There have been rumors about WALL-E getting a Best Picture nod, and I wouldn't be surprised. It deserves it. I'm not sure what'll happen if it ends up getting nominated for Best Picture AND Best Animated Film (I mean, whether it'll split the votes and tragically get nothing), but I'd like to at least see. Here's my predictions for WALL-E's Oscar nominations: Best Picture, Best Sound Design, Best Animated Film, Best Score, Best Original Song, Best Screenplay. We'll see how right or wrong I am in about six months.

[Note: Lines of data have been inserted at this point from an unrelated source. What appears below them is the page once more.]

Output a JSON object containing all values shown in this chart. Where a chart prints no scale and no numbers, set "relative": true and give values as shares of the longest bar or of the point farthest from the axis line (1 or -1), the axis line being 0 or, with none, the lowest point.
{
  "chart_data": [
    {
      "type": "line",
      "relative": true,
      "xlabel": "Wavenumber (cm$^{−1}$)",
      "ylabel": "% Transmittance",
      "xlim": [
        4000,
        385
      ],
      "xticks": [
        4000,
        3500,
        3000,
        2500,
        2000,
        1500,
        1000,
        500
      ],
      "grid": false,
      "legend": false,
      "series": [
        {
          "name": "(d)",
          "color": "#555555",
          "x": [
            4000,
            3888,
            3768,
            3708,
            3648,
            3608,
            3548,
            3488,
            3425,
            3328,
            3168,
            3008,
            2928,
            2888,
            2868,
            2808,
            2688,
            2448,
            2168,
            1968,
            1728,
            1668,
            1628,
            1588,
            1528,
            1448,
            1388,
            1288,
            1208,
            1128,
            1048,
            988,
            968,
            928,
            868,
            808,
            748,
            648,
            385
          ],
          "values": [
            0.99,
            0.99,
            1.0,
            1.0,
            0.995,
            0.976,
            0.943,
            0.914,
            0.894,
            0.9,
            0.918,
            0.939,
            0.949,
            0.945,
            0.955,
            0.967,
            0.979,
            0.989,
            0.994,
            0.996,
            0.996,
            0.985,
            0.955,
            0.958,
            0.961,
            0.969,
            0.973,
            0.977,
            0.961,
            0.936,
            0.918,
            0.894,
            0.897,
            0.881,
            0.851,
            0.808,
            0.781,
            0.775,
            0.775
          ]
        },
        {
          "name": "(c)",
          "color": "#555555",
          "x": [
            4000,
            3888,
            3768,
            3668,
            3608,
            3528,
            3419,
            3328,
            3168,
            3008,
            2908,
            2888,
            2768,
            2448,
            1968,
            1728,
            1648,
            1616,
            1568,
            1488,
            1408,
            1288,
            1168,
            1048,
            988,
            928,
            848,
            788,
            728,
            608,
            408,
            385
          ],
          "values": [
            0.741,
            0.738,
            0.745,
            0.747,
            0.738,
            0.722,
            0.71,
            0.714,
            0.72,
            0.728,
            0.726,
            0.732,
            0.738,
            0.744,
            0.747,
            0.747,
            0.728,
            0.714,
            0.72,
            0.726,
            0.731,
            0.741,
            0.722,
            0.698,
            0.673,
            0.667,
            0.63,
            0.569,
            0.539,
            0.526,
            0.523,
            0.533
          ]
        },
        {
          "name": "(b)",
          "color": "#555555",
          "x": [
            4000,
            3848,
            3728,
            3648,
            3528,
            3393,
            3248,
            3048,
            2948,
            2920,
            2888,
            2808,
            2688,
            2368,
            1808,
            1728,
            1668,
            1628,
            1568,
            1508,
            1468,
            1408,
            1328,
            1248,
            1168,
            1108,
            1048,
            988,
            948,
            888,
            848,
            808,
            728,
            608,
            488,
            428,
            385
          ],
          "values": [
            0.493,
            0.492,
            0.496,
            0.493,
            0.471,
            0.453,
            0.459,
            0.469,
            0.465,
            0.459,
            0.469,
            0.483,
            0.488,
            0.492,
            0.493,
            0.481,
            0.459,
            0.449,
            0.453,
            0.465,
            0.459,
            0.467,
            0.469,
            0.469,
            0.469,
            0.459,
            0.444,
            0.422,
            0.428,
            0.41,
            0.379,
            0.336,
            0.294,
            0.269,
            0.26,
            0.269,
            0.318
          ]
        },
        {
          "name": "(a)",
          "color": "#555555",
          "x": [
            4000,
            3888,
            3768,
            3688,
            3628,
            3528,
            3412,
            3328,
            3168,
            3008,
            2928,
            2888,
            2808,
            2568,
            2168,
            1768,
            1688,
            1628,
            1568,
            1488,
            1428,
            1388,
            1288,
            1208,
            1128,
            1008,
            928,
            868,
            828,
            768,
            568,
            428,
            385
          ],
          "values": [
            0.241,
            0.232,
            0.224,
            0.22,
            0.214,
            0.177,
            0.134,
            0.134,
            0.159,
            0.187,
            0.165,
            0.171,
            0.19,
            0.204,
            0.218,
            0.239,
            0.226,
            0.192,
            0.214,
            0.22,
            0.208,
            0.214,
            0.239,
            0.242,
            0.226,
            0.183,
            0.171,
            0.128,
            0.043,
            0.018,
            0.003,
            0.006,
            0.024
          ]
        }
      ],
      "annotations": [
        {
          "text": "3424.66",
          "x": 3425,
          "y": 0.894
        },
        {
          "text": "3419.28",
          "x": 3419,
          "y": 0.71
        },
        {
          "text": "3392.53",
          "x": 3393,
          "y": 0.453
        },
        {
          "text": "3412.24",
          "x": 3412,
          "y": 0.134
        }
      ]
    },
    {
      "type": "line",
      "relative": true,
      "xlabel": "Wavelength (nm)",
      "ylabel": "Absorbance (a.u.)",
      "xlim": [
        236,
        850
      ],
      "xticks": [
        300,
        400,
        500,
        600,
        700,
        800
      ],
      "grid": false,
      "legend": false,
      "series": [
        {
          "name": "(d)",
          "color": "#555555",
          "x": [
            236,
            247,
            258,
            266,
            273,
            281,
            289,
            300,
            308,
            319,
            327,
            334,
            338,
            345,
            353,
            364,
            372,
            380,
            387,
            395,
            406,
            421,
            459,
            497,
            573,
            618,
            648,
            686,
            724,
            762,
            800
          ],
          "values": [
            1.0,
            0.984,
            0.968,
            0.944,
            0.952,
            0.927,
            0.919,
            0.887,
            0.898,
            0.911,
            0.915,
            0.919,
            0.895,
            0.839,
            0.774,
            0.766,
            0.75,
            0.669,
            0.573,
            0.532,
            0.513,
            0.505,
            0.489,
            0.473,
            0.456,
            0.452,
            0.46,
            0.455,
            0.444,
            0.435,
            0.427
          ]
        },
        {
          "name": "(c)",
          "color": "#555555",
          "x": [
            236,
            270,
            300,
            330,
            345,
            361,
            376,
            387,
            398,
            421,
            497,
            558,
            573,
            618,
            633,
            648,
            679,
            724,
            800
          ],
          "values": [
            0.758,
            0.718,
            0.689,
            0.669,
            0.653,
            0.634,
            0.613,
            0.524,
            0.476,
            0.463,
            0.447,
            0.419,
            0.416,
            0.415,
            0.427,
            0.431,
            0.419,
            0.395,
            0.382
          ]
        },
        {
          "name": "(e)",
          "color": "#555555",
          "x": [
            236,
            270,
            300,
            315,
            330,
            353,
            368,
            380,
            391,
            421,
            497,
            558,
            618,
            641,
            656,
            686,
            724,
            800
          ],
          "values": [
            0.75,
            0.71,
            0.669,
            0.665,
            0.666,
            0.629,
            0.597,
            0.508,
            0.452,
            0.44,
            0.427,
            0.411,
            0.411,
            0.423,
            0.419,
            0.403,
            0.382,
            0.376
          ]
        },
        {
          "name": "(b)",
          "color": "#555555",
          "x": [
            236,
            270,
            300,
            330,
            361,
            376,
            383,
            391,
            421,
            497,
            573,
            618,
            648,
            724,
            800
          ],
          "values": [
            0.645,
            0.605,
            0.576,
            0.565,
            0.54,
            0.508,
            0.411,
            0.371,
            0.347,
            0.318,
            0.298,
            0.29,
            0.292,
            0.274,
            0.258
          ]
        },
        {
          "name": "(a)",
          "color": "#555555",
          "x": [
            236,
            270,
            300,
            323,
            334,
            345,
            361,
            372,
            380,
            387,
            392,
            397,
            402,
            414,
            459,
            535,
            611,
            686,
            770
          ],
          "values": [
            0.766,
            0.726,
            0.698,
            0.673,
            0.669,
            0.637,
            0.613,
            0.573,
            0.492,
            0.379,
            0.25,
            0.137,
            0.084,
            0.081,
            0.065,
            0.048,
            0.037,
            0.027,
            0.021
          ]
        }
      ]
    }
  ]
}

I have never liked 2001. Yeah, yeah, I know. Cue the throwing of the rotten fruit and vegetables. I just think it's boring as all heck. BUT, I respect it tremendously. It's the benchmark that started science fiction as we know it now. I would even call it the quintessential science fiction film. WALL-E is also worthy of that title. It's just as significant historically, socially, and cinematically, but I find it fascinating and enchanting as a story to boot. WALL-E displays as much reverence toward the beauty and bigger-than-us quality of outer space and life as 2001, and it's truly as powerful, profound, and philosophical as 2001, or any other science fiction film for that matter (I recently compared Danny Boyle's Sunshine to 2001 in its awe-inspiring nature, divine visuals, and poignancy, and I stand by it). That's darn good company to keep.
WALL-E moved me so deeply and stole my heart. It made me laugh, it made me think, and it made me cry. As generic as those last statements of mine might be, I promise WALL-E is anything but.
In the increasingly impressive Pixar pantheon, WALL-E is the best. It's also the second best film I've seen in 2008 so far.